The three levels interact, and causality flows in both directions. Cognitive debt can lead to poorly considered strategy or weak implementation—sometimes without anyone recognising the weakness. Strategic debt can create further commitments that in turn generate technical debt.
But in some cases, the use of AI means you can incur relatively little technical debt while still taking on significant strategic and cognitive debt. The developers I work with are generally very alert to technical debt. But this pattern—low technical debt, high strategic and cognitive debt—is relatively new, and the leaders commissioning AI work may be even less likely to spot it than the developers building it. I’m not convinced it will be picked up by existing review mechanisms.

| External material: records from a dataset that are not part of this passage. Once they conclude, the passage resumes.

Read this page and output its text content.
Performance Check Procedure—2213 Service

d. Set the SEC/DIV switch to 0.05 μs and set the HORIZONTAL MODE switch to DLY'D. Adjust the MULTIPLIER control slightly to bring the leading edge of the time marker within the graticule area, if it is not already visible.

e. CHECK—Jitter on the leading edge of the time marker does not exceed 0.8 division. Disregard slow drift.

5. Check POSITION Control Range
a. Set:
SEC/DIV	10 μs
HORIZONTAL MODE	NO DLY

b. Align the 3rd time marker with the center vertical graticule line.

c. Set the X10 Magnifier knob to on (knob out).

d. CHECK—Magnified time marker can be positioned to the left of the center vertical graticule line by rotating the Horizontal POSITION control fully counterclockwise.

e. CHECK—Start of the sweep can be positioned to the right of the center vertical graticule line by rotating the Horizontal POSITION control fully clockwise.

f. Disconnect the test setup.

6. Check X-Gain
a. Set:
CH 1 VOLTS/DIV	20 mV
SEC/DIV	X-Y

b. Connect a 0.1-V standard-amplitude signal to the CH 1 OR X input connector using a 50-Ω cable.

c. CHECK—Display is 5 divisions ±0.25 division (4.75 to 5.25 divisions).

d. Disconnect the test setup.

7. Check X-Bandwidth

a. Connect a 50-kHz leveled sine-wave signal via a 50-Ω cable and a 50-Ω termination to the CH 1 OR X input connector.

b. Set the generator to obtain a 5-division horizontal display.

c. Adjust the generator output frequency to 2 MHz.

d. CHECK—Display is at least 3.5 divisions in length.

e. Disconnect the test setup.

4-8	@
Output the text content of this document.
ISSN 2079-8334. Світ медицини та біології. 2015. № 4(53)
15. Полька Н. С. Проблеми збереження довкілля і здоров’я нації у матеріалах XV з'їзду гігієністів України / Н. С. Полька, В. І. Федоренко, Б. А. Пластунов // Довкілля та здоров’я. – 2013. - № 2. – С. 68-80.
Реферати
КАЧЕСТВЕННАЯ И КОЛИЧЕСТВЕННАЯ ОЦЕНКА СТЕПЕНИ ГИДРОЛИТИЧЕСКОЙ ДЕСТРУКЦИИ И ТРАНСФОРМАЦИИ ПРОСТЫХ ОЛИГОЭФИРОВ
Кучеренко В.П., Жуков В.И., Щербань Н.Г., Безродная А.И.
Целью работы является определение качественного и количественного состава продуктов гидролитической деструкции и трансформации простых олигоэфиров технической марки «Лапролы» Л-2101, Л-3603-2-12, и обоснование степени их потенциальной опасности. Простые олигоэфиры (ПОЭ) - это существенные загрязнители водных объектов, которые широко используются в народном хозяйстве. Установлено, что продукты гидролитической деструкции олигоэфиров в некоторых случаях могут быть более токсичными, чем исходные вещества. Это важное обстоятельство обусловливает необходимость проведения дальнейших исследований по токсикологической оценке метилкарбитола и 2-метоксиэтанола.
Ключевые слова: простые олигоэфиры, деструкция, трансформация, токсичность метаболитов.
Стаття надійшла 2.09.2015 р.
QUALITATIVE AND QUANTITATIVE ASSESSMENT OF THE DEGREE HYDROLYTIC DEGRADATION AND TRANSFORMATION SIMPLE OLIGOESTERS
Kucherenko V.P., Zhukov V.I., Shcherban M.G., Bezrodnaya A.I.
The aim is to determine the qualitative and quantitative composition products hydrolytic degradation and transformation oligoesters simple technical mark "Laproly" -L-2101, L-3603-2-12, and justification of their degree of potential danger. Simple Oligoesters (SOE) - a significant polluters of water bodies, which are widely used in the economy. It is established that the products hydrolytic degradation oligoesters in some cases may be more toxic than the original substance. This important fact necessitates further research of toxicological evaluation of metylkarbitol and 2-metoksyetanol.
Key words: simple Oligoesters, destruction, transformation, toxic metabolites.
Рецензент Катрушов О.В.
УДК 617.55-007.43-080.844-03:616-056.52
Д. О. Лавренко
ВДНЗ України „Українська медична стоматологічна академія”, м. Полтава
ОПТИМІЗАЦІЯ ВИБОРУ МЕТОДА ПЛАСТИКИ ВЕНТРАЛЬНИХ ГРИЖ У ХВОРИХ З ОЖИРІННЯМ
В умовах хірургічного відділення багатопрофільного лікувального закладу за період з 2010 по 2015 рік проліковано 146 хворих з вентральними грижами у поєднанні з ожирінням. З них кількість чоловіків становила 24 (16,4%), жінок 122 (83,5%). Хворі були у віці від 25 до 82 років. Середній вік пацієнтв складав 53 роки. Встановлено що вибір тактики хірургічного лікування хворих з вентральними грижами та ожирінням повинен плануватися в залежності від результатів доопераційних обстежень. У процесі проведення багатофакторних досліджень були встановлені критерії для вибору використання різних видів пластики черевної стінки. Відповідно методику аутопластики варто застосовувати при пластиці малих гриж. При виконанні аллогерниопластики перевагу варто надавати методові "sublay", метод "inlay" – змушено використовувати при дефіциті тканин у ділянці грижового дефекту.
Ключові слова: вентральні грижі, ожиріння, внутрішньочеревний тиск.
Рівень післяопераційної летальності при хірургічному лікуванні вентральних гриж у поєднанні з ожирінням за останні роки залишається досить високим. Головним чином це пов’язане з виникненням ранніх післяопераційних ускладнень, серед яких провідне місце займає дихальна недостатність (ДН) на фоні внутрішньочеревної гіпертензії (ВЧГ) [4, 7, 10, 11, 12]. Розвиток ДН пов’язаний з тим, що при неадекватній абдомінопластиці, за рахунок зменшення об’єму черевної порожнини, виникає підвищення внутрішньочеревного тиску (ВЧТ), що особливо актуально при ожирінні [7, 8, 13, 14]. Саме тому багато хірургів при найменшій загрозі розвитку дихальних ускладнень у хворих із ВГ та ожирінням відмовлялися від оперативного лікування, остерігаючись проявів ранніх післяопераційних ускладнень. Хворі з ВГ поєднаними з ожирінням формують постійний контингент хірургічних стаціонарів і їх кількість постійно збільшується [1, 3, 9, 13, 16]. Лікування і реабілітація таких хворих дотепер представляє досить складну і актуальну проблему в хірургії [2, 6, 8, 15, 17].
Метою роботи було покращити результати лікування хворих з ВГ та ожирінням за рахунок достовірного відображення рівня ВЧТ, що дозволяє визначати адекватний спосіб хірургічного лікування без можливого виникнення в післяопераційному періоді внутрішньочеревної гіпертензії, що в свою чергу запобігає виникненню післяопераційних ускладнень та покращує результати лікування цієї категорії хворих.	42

I remain optimistic about what AI can deliver. But Mulvany is right to caution against the assumption that it will simply make everything more efficient. The implication is that, unmanaged, it may do the opposite—not by breaking systems, but by making them harder to understand and therefore harder to control.
What does this mean in practice?
As the marginal cost of adding AI falls, the temptation is to do more. But if strategic debt has a similar effect on decision-making as unfactored code has on products, the smarter move may be to do less. When evaluating AI use cases, consider the debt implications alongside the anticipated value. I’ve often used the RICE prioritisation formula with clients to help prioritise ideas—(Reach × Impact × Confidence) ÷ Effort. Adding Debt as a variable—so the divisor becomes (Effort + Debt)—seems like a useful extension that I’m going to try. How one would quantify Debt on a comparable scale to Effort is a question I’m still working through—but even asking the question changes the conversation. At minimum, it means asking: how reversible is this, what ongoing commitments does it create, and can we still explain our reasoning without it?
The organisations that get this right will not just be more explainable. They will be more contestable, more adaptable, and more strategically coherent.